4. Competitive Positioning Analysis

  • Gather Competitor Information: Collect information from your competitor’s website, including their homepage, feature page, pricing page, and case studies. Use a URL-to-text tool to convert the webpage content into pasteable text.
  • Use a Reasoning Model: Select an AI reasoning model, like DeepSeek or o3.
  • Input the Information: Paste the competitor’s website copy into the AI model.
  • Instruct the Model: Ask the AI to analyse the copy, and uncover your competitor’s core beliefs and assumptions about their target customers. Request that it identifies their beliefs about customer needs, why they believe customers need the solution now, and how they expect customer needs to change.
  • Analyse the Output: Review the AI’s interpretation of the competitor’s core beliefs and expectations. The AI may identify that a competitor believes customers need a unified platform.
  • Identify Gaps and Opportunities: Ask the AI to identify specific user needs that are not addressed by the competitor, and any missing connections. For example, the AI might suggest that the competitor is not addressing needs such as role-specific AI, or customizable AI models.
  • Position your Brand: Use this analysis to better position your brand, identify points of differentiation, and fill the identified gaps. The aim is to refine your messaging and product offerings to take advantage of the areas where your competitor is lacking.

5. User Experience Test

  • Identify a Specific Page or Element: Select a product page or landing page on your website that you want to optimise.
  • Use a Reasoning Model with Search: Use an AI reasoning model like ChatGPT o3 with search functions enabled. (ChatGPT uses this by default).
  • Provide Context to the Model: Give the AI the URL for the specific page you want it to analyse, along with context about the target customer. For example, you could specify that the target customer is a family with kids.
  • Instruct the Model: Ask the AI to assess the page and think from the customer’s perspective.

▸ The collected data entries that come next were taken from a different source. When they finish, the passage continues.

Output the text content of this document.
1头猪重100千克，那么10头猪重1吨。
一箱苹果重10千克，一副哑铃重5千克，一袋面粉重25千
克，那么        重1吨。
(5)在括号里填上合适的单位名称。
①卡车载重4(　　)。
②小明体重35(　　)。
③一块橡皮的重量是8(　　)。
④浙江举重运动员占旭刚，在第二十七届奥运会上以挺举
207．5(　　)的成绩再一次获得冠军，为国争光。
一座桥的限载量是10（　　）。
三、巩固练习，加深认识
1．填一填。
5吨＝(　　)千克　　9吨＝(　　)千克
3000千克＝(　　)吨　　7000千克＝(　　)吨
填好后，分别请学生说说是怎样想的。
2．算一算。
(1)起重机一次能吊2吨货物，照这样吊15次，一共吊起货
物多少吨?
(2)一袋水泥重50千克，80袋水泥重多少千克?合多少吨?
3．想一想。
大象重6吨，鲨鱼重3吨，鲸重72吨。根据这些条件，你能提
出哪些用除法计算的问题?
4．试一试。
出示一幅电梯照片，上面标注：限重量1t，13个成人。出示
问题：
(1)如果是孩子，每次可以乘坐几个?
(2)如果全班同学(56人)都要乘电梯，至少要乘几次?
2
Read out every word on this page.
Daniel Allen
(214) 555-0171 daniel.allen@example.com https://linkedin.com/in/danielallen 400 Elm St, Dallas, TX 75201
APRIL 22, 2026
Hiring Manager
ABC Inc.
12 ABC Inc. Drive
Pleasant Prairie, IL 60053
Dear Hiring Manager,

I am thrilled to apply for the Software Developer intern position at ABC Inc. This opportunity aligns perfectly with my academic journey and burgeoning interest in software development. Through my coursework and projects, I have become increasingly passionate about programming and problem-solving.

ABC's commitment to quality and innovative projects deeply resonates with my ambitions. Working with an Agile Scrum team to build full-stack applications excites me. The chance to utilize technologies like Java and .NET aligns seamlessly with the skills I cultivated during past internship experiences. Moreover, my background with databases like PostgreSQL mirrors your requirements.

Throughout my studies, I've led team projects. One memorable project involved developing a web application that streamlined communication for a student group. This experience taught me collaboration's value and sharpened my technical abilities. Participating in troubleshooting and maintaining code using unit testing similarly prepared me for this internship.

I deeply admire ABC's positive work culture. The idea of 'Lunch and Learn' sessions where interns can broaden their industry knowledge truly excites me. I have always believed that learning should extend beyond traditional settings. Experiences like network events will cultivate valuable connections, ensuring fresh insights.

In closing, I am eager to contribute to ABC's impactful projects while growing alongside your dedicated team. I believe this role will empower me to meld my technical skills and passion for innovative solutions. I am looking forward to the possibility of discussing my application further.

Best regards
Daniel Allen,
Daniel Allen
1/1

Request that it identifies potential concerns that the customer may have. Then ask it to check whether the page elements address those concerns, and to propose three A/B tests to improve the user experience.
  • Review the Analysis: Examine the AI’s analysis to see the potential customer scenarios, like concerns about spills and stains. Check the identified shortcomings, such as missing family-focused messaging, and the proposed A/B tests.
  • Implement Testing: Use the recommendations to implement A/B tests to improve the user experience. This might include testing different messaging, including family-focused content, or adding an FAQ section to address potential customer concerns. You can make the response more insightful by including additional data like persona behaviour, and heatmaps.

By following these detailed steps, you can effectively use AI reasoning models to enhance your marketing strategies and improve your business outcomes.